Here's one last post about Houdini at the Shubert Princess Theatre in Chicago in 1926. This 8-week run was longest single theater engagement for the 3 Shows in One and would prove to be Houdini's last appearance in the Windy City. Today I thought I'd share a collection of newspaper ads from the Chicago Tribune that pitched Houdini's show over the course of that record run.
This first ad from Match 4, 1926, shows the comedy play Young Blood with Helen Hayes preceding Houdini at the Princess. The Houdini show was playing the Bronx Theater in New York this week. Houdini flew by airplane to Chicago on March 7th.

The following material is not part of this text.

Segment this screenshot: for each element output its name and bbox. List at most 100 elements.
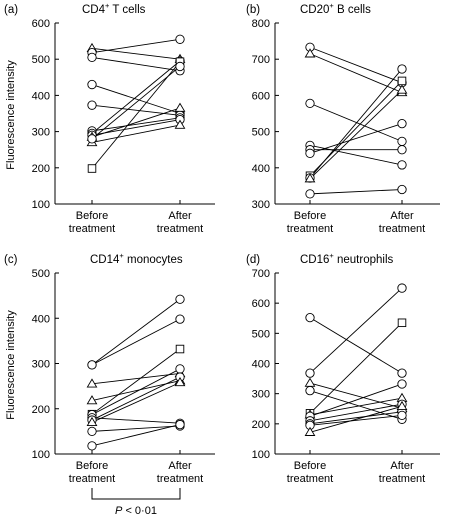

Here's an ad for Houdini's opening night on Monday, March 8. You can bet he made sure the theater was ready, even if he had to do it himself!
By the second week Houdini was "the talk of Chicago." I can believe it!

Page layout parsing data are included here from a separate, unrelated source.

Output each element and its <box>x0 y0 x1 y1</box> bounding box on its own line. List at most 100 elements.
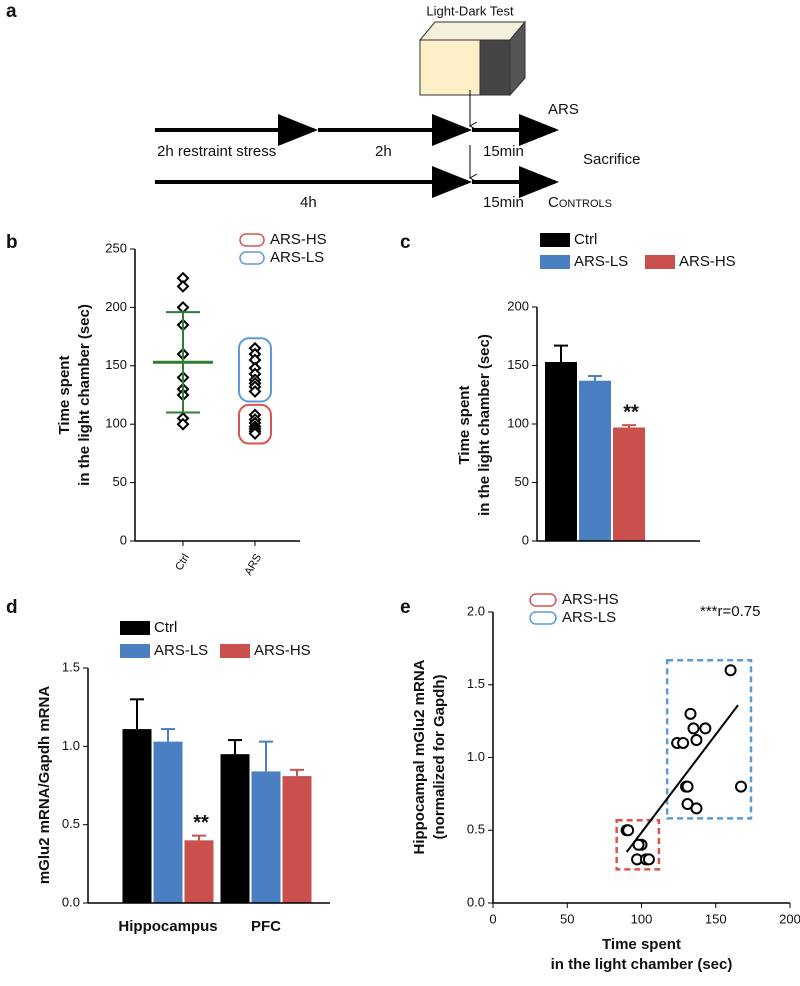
legend-swatch <box>529 593 557 607</box>
y-tick-label: 150 <box>507 357 529 372</box>
data-point <box>681 780 694 793</box>
box-icon <box>418 20 527 97</box>
bar <box>220 754 250 903</box>
data-point <box>734 780 747 793</box>
sacrifice-label: Sacrifice <box>583 151 641 168</box>
group-box <box>665 658 753 820</box>
legend-swatch <box>120 621 150 635</box>
legend-label: ARS-HS <box>679 253 736 270</box>
y-axis-label: in the light chamber (sec) <box>76 304 93 486</box>
diagram: a Light-Dark Test ARS 2h restraint stres… <box>6 1 641 211</box>
x-tick-label: 100 <box>631 911 653 926</box>
ars-label: ARS <box>548 101 579 118</box>
test-label: Light-Dark Test <box>426 3 514 18</box>
legend-label: ARS-LS <box>562 609 616 626</box>
controls-label: Controls <box>548 194 612 211</box>
bar <box>184 840 214 903</box>
control-wait-label: 4h <box>300 194 317 211</box>
y-axis-label: Time spent <box>56 356 73 435</box>
y-tick-label: 0.0 <box>467 894 485 909</box>
legend-swatch <box>239 251 265 265</box>
legend-label: ARS-LS <box>154 642 208 659</box>
group-box <box>615 819 661 871</box>
legend-label: ARS-LS <box>270 249 324 266</box>
y-tick-label: 0 <box>522 532 529 547</box>
x-tick-label: ARS <box>242 552 264 578</box>
data-point <box>632 838 645 851</box>
x-tick-label: Ctrl <box>173 552 192 573</box>
x-axis-label: in the light chamber (sec) <box>551 956 733 973</box>
data-point <box>622 824 635 837</box>
bar <box>153 741 183 903</box>
x-tick-label: 200 <box>779 911 800 926</box>
data-point <box>176 417 190 431</box>
x-tick-label: 150 <box>705 911 727 926</box>
y-axis-label: mGlu2 mRNA/Gapdh mRNA <box>36 686 53 885</box>
stress-label: 2h restraint stress <box>157 143 276 160</box>
data-point <box>248 427 262 440</box>
y-tick-label: 1.0 <box>62 738 80 753</box>
legend-label: ARS-HS <box>270 231 327 248</box>
y-tick-label: 0 <box>120 532 127 547</box>
y-tick-label: 50 <box>515 474 529 489</box>
bar <box>579 380 611 541</box>
bar <box>122 729 152 903</box>
y-tick-label: 200 <box>507 298 529 313</box>
legend-label: ARS-HS <box>562 591 619 608</box>
data-point <box>724 664 737 677</box>
data-point <box>699 722 712 735</box>
y-tick-label: 250 <box>105 240 127 255</box>
y-tick-label: 1.0 <box>467 749 485 764</box>
panel-label: c <box>400 232 411 253</box>
bar <box>545 361 577 541</box>
x-tick-label: Hippocampus <box>118 918 217 935</box>
y-tick-label: 100 <box>105 416 127 431</box>
correlation: ***r=0.75 <box>700 603 760 620</box>
data-point <box>176 300 190 314</box>
data-point <box>690 802 703 815</box>
data-point <box>248 385 262 398</box>
data-point <box>684 707 697 720</box>
legend-swatch <box>529 611 557 625</box>
data-point <box>687 722 700 735</box>
y-tick-label: 2.0 <box>467 603 485 618</box>
wait-label: 2h <box>375 143 392 160</box>
significance: ** <box>193 812 209 834</box>
x-tick-label: 50 <box>560 911 574 926</box>
control-test-duration: 15min <box>483 194 524 211</box>
panel-label: a <box>6 1 17 22</box>
y-axis-label: Hippocampal mGlu2 mRNA <box>411 659 428 854</box>
legend-swatch <box>239 233 265 247</box>
legend-label: Ctrl <box>574 231 597 248</box>
data-point <box>677 736 690 749</box>
group-outline <box>238 337 272 403</box>
test-duration: 15min <box>483 143 524 160</box>
y-tick-label: 100 <box>507 415 529 430</box>
y-tick-label: 150 <box>105 357 127 372</box>
y-tick-label: 0.5 <box>467 822 485 837</box>
panel-label: e <box>400 597 411 618</box>
legend-swatch <box>120 644 150 658</box>
legend-swatch <box>540 255 570 269</box>
bar <box>282 776 312 903</box>
x-axis-label: Time spent <box>602 936 681 953</box>
legend-label: ARS-HS <box>254 642 311 659</box>
legend-label: Ctrl <box>154 619 177 636</box>
y-axis-label: (normalized for Gapdh) <box>431 674 448 839</box>
data-point <box>690 734 703 747</box>
x-tick-label: 0 <box>489 911 496 926</box>
legend-swatch <box>220 644 250 658</box>
panel-label: b <box>6 232 18 253</box>
data-point <box>176 279 190 293</box>
fit-line <box>625 704 739 853</box>
data-point <box>642 853 655 866</box>
legend-label: ARS-LS <box>574 253 628 270</box>
y-tick-label: 0.5 <box>62 816 80 831</box>
y-tick-label: 50 <box>113 474 127 489</box>
panel-label: d <box>6 597 18 618</box>
significance: ** <box>623 401 639 423</box>
y-tick-label: 1.5 <box>62 659 80 674</box>
legend-swatch <box>540 233 570 247</box>
legend-swatch <box>645 255 675 269</box>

Wonderful caricature artwork features on this ad for the start of Houdini's third week. If you've ever wondered what tickets cost back then, here you can see "600 Seats at $1 and $1.50 every night."
More nice artwork for the start of Houdini's fourth week. "Have Houdini Give Your Friends a Spirit Message." I'm surprised spiritualism isn't played up more in these adverts.

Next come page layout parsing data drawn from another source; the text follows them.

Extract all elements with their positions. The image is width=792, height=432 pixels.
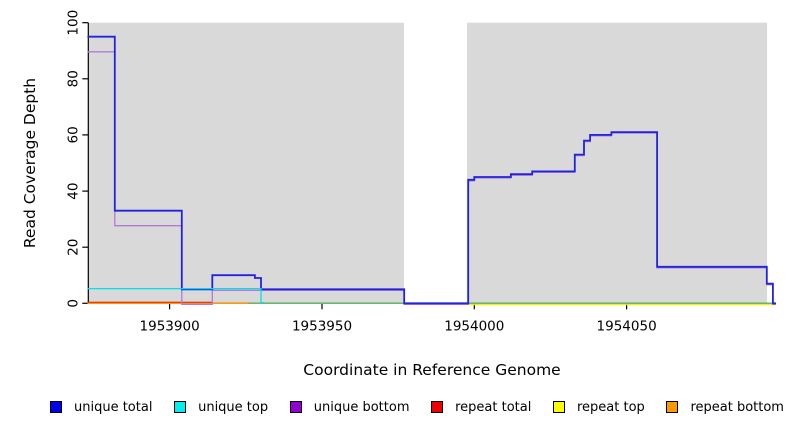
y-tick-label: 100 [65,10,81,36]
legend-item-repeat-top: repeat top [553,400,645,415]
legend: unique total unique top unique bottom repea… [0,396,792,418]
legend-item-unique-top: unique top [174,400,268,415]
series-unique-top [87,287,265,304]
legend-item-unique-total: unique total [50,400,152,415]
legend-label: repeat top [577,399,645,415]
shaded-band [467,22,768,304]
x-axis-title: Coordinate in Reference Genome [303,361,561,379]
shaded-band [88,22,404,304]
coverage-plot: 0 20 40 60 80 100 1953900 1953950 1954000 1954050 [65,10,776,334]
legend-item-repeat-total: repeat total [431,400,531,415]
y-tick-label: 40 [65,183,81,200]
y-tick-label: 20 [65,239,81,256]
legend-label: unique top [198,399,269,415]
legend-label: unique total [74,399,153,415]
x-tick-label: 1954050 [597,318,657,334]
legend-swatch-icon [174,401,187,413]
y-tick-label: 80 [65,70,81,87]
x-tick-label: 1953900 [140,318,200,334]
y-axis-title: Read Coverage Depth [21,77,39,249]
legend-swatch-icon [50,401,62,413]
legend-label: unique bottom [313,399,410,415]
legend-swatch-icon [666,401,679,413]
legend-item-repeat-bottom: repeat bottom [666,400,784,415]
x-tick-label: 1953950 [292,318,352,334]
legend-swatch-icon [431,401,444,413]
legend-swatch-icon [289,401,302,413]
series-unique-total [87,35,776,305]
legend-label: repeat total [455,399,532,415]
legend-item-unique-bottom: unique bottom [289,399,410,415]
legend-swatch-icon [553,401,565,413]
legend-label: repeat bottom [690,399,784,415]
y-tick-label: 0 [65,299,81,308]
x-tick-label: 1954000 [444,318,504,334]
y-tick-label: 60 [65,126,81,143]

The famously prophetic Halloween artwork features on this fifth week ad. "Give yourself a treat. Bring the kiddies!" Any of those kiddies still around, I wonder?
This week six ad takes aim at the pocket book. A .50¢ matinee? 300 seats at $1? No excuses now!
Week seven saw a special added attraction -- reformed trumpet medium Annie Benninghofen.
For his final week Houdini brought back some of his tried and true challenge escapes.
Houdini's final two shows were on May 1st. He then traveled on to the Goodyear Theater in Akron, Ohio. Actress Eva Le Gallienne moved into the Princess with two Ibsen plays, The Master Builder and John Gabriel Borkman. Doesn't sound nearly as fun.
The Chicago Princess Theatre was located at 319 S. Clark Street. It converted to a movie theater at the end of the 1920s and closed in 1937. In 1941 the building was razed to make way for a parking lot. The Metcalfe Federal Building now stands on the site.